With the collapse of the Soviet Union in 1991, Russians were suddenly free to think, say and do things previously forbidden. Criticize their government. Embrace religion. Start businesses. Travel abroad. Emigrate.
Among those who left are two St. Petersburg artists who started new lives in Minnesota. Trained at top art schools in Leningrad (as St. Petersburg was called in Soviet times), Katia Andreeva and Konstantin Berkovski transplanted their talent to Minneapolis, where their work is featured in a quasi-retrospective at the Museum of Russian Art. It runs through May 31.
After their more than two decades in the United States, their paintings are still marked by the dreamy style and romantic sentiment often associated with Russian art. Both work in watercolor, a difficult medium that artists love for its speed and delicacy, but seldom use for major projects because it fades if exposed to sunlight for a long time. Even so, Andreeva prefers it for her lush bouquets of roses, groves of summery trees, golden light-caressing ripe grapes and the playful animals she painted for a children's Bible.

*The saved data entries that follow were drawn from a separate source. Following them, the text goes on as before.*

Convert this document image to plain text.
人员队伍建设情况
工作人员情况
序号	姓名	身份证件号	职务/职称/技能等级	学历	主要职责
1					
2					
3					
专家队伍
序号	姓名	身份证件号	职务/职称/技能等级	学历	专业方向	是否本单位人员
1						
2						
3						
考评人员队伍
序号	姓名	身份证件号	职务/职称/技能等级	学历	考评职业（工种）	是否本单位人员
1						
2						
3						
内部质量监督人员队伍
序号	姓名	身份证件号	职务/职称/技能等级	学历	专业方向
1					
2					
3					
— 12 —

Compared with the delicate transparency of her work, Berkovski's pictures are big and brooding, his bronze-toned landscapes aglow with nostalgia, his floral still-lifes sulky with ambition. Up to 5 feet wide and nearly as tall, his watercolors are monumental for the medium, ripe with wine reds and dusky shadows that seem to sigh in autumnal winds. They are grand pictures, meant for the glittering candlelit salons and ballrooms of a gilded age, their opaque pigments swirling across the page and sinking into the paper like dancers departing the ball.

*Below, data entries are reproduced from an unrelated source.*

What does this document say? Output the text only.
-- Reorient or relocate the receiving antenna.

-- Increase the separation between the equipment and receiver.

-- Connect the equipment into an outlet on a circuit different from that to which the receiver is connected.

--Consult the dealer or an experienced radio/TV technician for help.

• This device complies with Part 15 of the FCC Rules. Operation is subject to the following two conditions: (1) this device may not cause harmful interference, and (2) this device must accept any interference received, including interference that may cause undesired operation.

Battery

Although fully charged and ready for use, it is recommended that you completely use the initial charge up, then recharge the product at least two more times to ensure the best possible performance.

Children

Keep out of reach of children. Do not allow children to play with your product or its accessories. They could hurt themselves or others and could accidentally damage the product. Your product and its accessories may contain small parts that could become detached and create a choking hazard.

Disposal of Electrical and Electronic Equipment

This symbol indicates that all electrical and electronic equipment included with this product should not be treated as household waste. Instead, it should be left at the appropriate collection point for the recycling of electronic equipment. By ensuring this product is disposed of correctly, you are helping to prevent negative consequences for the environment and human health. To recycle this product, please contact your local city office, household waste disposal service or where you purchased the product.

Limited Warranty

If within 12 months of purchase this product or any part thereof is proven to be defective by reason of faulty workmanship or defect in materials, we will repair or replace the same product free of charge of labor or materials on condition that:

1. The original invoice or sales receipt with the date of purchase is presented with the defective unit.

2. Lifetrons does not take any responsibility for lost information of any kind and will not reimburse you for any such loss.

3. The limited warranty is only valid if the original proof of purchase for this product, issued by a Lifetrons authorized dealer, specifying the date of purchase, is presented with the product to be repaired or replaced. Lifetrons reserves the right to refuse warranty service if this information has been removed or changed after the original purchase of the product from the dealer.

Andreeva arrived in 1994 and Berkovski two years later. She came and went, moving to the Caribbean for business and then to New York to study art restoration and "observe the culture." Three years ago she met the man to whom she is now married, John Bitterman, artistic director of the vocal group Silver Swan. They live in northeast Minneapolis, where she has a studio at home.
"New York and New Jersey, where I stayed, had much better weather with early spring and roses and magnolias blooming," said Andreeva, who is model-thin, about 6 feet tall and strikingly pretty. "New York is a cultural mecca and everything was interesting, intriguing. There's a special rhythm there. But as an artist I like to work here in Minnesota. I feel I'm more in harmony within myself here."

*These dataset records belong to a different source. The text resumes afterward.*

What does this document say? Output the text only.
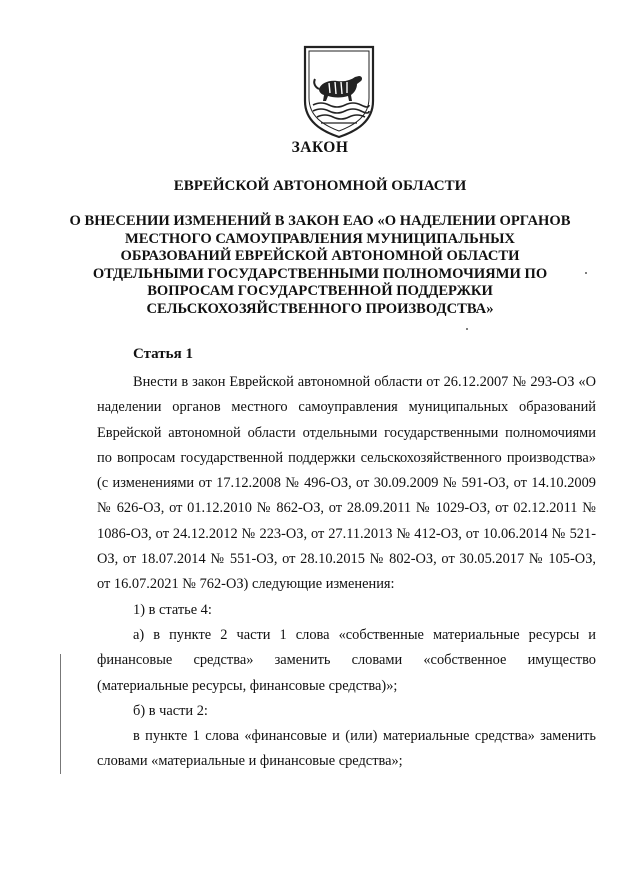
ЗАКОН
ЕВРЕЙСКОЙ АВТОНОМНОЙ ОБЛАСТИ
О ВНЕСЕНИИ ИЗМЕНЕНИЙ В ЗАКОН ЕАО «О НАДЕЛЕНИИ ОРГАНОВ
МЕСТНОГО САМОУПРАВЛЕНИЯ МУНИЦИПАЛЬНЫХ
ОБРАЗОВАНИЙ ЕВРЕЙСКОЙ АВТОНОМНОЙ ОБЛАСТИ
ОТДЕЛЬНЫМИ ГОСУДАРСТВЕННЫМИ ПОЛНОМОЧИЯМИ ПО
ВОПРОСАМ ГОСУДАРСТВЕННОЙ ПОДДЕРЖКИ
СЕЛЬСКОХОЗЯЙСТВЕННОГО ПРОИЗВОДСТВА»
Статья 1

Внести в закон Еврейской автономной области от 26.12.2007 № 293-ОЗ «О наделении органов местного самоуправления муниципальных образований Еврейской автономной области отдельными государственными полномочиями по вопросам государственной поддержки сельскохозяйственного производства» (с изменениями от 17.12.2008 № 496-ОЗ, от 30.09.2009 № 591-ОЗ, от 14.10.2009 № 626-ОЗ, от 01.12.2010 № 862-ОЗ, от 28.09.2011 № 1029-ОЗ, от 02.12.2011 № 1086-ОЗ, от 24.12.2012 № 223-ОЗ, от 27.11.2013 № 412-ОЗ, от 10.06.2014 № 521-ОЗ, от 18.07.2014 № 551-ОЗ, от 28.10.2015 № 802-ОЗ, от 30.05.2017 № 105-ОЗ, от 16.07.2021 № 762-ОЗ) следующие изменения:

1) в статье 4:

а) в пункте 2 части 1 слова «собственные материальные ресурсы и финансовые средства» заменить словами «собственное имущество (материальные ресурсы, финансовые средства)»;

б) в части 2:

в пункте 1 слова «финансовые и (или) материальные средства» заменить словами «материальные и финансовые средства»;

Born in Arsenev, a city of about 30,000 near the Pacific Ocean port of Vladivostok, she was encouraged to pursue art by her mother and grandfather. Though remote, Arsenev was a cultured place, settled in the 1930s by intellectuals from Moscow and St. Petersburg. After earning a degree in fashion design in Khabarovsk, Andreeva won a scholarship to study at the prestigious Mukhina College of Art and Design in Leningrad. The USSR was in turmoil by then, but it was a fine moment to be young.
"We were experimenting and expressing ourselves in art — anything was allowed," she said. "European art started to appear; people were traveling, and we were full of ideas. It was a great time, and I remember it vividly."